Honest abundance: a density index · Density is individuals per square metre, a within-site index, never a population. Big samples are subsampled and scaled up, so the number is an estimate, and the app says so on every chart.
Diversity, beyond one sample · Richness rarefied to a common count plus a Chao1 estimate of how many kinds really use the site, since sampling misses the rare and the patchy. Suppressed where the count is too small to be honest.

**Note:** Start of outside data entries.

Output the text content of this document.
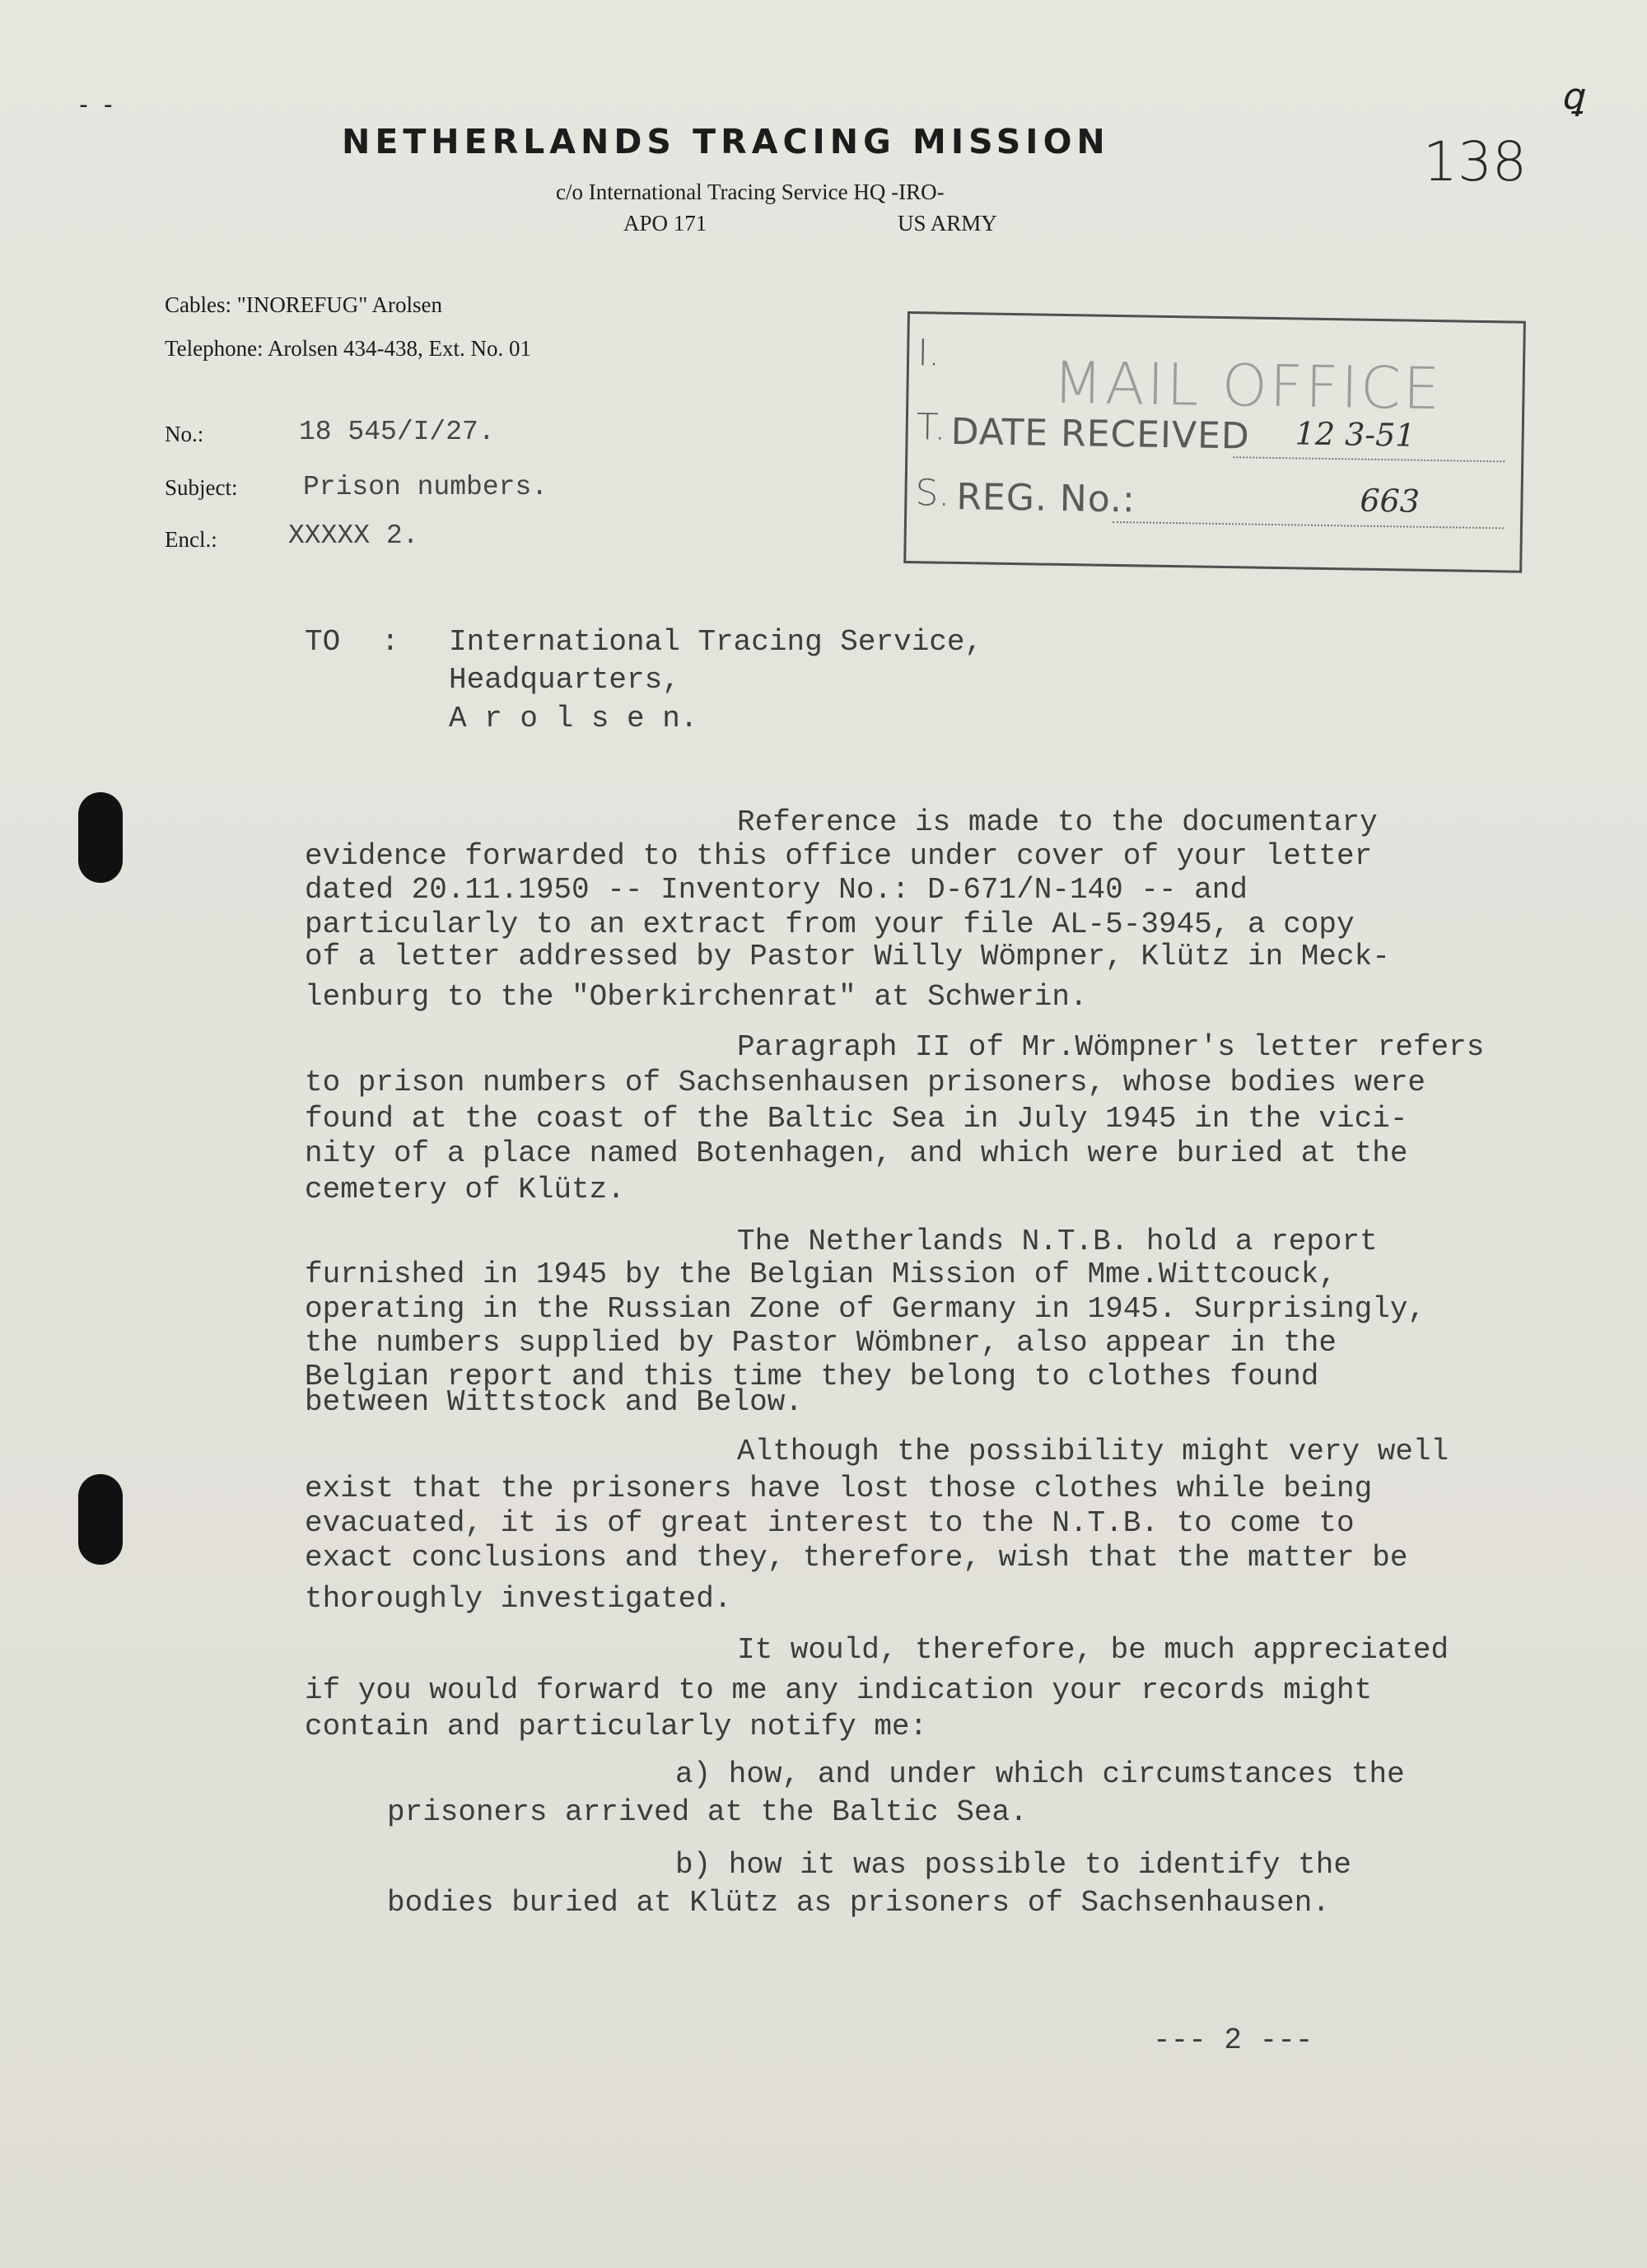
-  -
NETHERLANDS TRACING MISSION
c/o International Tracing Service HQ -IRO-
APO 171	US ARMY
138
ꝗ
Cables: "INOREFUG" Arolsen
Telephone: Arolsen 434-438, Ext. No. 01
No.:	18 545/I/27.
Subject: Prison numbers.
Encl.:	XXXXX 2.
I.
T.
S.
MAIL OFFICE
DATE RECEIVED 12 3-51
REG. No.:	663
TO : International Tracing Service,
Headquarters,
A r o l s e n.
Reference is made to the documentary
evidence forwarded to this office under cover of your letter
dated 20.11.1950 -- Inventory No.: D-671/N-140 -- and
particularly to an extract from your file AL-5-3945, a copy
of a letter addressed by Pastor Willy Wömpner, Klütz in Meck-
lenburg to the "Oberkirchenrat" at Schwerin.
Paragraph II of Mr.Wömpner's letter refers
to prison numbers of Sachsenhausen prisoners, whose bodies were
found at the coast of the Baltic Sea in July 1945 in the vici-
nity of a place named Botenhagen, and which were buried at the
cemetery of Klütz.
The Netherlands N.T.B. hold a report
furnished in 1945 by the Belgian Mission of Mme.Wittcouck,
operating in the Russian Zone of Germany in 1945. Surprisingly,
the numbers supplied by Pastor Wömbner, also appear in the
Belgian report and this time they belong to clothes found
between Wittstock and Below.
Although the possibility might very well
exist that the prisoners have lost those clothes while being
evacuated, it is of great interest to the N.T.B. to come to
exact conclusions and they, therefore, wish that the matter be
thoroughly investigated.
It would, therefore, be much appreciated
if you would forward to me any indication your records might
contain and particularly notify me:
a) how, and under which circumstances the
prisoners arrived at the Baltic Sea.
b) how it was possible to identify the
bodies buried at Klütz as prisoners of Sachsenhausen.
--- 2 ---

Taxon profile cards · A downloadable card (PNG + CSV) for any taxon: density, how widespread, whether it is EPT, plus clickable site data-quality flags you can download, with a column codebook.
34
aquatic sites
stream / river / lake
three water types
EPT
the clean-water bugs
per m²
density, not a count
How we keep it honest
Every chart says how its number was made. When we show how abundant a taxon is, that is a density (individuals per square metre), not a population, because a benthic sample covers a known patch of bottom and is then scaled up from the fraction NEON sorted. Comparisons are valid within one site, within a habitat and a sampler type; different samplers and habitats are not directly comparable. Counts of how many kinds live at a site are standardized so a bigger sample is not credited with extra taxa just for being bigger, and they are suppressed where the count is too small to estimate honestly. The EPT share, the mayflies, stoneflies, and caddisflies, is a descriptive clean-water signal, never a pass/fail score, a good/fair/poor rating, or an aquatic-life-use call: NEON sites have no calibrated reference condition. Lakes are naturally EPT-poor, so a low share at a lake is the ecosystem, not impairment. When we compare sites across the country, we are comparing 34 different places watched at the same time, not one place changing, so the patterns are a starting point for questions, not proof of cause. This is a tool for learning and exploring. It is not affiliated with NEON, Battelle, or the NSF.